ADR overcomes the problems associated with going to court. A court action can be expensive, time consuming and carry substantial risks. It can seriously disrupt and damage your business, whatever the outcome, and the outcome itself can be uncertain, however strong your case.
For small businesses, going to court is simply out of the question due to its cost.
ADR overcomes these difficulties. It reduces the time and cost spent by over 90%. It is more reliable, gives you greater control, and reduces the disruption and risk. It can enable the real issues to be addressed, provide constructive solutions, and restore relationships.

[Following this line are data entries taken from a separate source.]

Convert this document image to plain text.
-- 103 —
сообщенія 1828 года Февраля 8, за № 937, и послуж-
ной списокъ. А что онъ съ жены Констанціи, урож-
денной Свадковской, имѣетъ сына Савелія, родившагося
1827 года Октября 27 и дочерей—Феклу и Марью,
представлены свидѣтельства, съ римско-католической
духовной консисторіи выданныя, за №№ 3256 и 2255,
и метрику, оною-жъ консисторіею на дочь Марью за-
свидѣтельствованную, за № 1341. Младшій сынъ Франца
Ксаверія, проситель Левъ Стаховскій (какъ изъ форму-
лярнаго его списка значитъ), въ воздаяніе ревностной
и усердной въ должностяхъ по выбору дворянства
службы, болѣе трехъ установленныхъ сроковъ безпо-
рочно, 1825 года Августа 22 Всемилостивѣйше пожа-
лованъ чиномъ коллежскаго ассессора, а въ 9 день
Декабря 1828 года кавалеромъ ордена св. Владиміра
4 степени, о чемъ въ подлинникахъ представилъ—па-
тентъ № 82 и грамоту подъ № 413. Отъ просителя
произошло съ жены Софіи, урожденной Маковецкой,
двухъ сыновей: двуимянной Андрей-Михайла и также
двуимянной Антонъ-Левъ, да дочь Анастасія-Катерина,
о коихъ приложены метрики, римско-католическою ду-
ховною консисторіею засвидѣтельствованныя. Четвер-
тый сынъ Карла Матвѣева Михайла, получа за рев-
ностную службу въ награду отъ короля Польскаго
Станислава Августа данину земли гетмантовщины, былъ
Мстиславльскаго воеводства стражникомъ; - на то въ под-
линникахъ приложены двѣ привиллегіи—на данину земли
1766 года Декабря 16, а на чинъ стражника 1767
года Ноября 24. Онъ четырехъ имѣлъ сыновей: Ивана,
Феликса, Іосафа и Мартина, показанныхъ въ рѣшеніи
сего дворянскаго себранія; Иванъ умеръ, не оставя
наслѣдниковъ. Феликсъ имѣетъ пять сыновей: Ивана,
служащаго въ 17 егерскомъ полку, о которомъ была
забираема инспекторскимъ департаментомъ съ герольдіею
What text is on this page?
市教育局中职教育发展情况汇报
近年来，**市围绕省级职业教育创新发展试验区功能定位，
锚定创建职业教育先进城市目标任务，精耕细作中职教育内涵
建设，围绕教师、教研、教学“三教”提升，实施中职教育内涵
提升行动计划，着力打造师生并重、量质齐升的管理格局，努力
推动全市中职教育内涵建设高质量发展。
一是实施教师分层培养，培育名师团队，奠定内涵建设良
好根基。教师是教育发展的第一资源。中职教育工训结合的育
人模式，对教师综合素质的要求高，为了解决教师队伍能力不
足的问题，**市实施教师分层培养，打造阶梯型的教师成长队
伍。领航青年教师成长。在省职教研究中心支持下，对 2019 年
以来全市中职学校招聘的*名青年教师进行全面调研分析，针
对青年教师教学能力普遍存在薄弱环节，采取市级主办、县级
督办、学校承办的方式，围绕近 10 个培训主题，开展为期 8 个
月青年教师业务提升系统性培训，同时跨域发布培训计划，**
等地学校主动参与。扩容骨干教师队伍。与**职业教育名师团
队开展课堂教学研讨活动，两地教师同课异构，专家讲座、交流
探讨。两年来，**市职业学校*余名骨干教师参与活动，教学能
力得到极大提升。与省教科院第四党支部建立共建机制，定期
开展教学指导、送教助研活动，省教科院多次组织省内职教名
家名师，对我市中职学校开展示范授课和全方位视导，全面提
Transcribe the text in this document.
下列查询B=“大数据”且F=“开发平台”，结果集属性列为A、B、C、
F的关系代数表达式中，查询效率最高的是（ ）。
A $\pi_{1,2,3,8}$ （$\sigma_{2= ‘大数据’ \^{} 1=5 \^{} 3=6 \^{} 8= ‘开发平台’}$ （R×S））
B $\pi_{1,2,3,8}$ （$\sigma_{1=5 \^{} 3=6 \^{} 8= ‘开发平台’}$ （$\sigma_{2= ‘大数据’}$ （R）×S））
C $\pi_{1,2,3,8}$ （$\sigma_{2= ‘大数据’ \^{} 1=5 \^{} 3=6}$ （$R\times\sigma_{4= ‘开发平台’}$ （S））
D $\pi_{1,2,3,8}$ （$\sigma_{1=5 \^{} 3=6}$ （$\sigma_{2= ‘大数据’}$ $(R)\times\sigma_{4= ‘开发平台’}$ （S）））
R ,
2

At present, if the other party will not agree to ADR, your business can be made to go to court. We believe you should have the right to use ADR, if this is what makes sense for your business.
The main types of ADR are a) mediation (where a mediator takes a flexible and constructive approach to help the parties negotiate and agree a solution to meet their needs and deal with the real issues); and b) arbitration (where an arbitrator hears the case and decides the legal issues).
Modern arbitration, the model trialled by CfJ, combines arbitration and mediation and works on a non-adversarial basis. It allows the arbitrator to investigate the issues, dealing direct with the parties, removing the cost, delay and risk of court process. It also offers the parties the positive outcomes available through mediation.
ADR is shown to reduce the legal costs and staff and management time spent in handling legal disputes and claims by 90%. Use of ADR can also enable you to achieve far better settlement terms.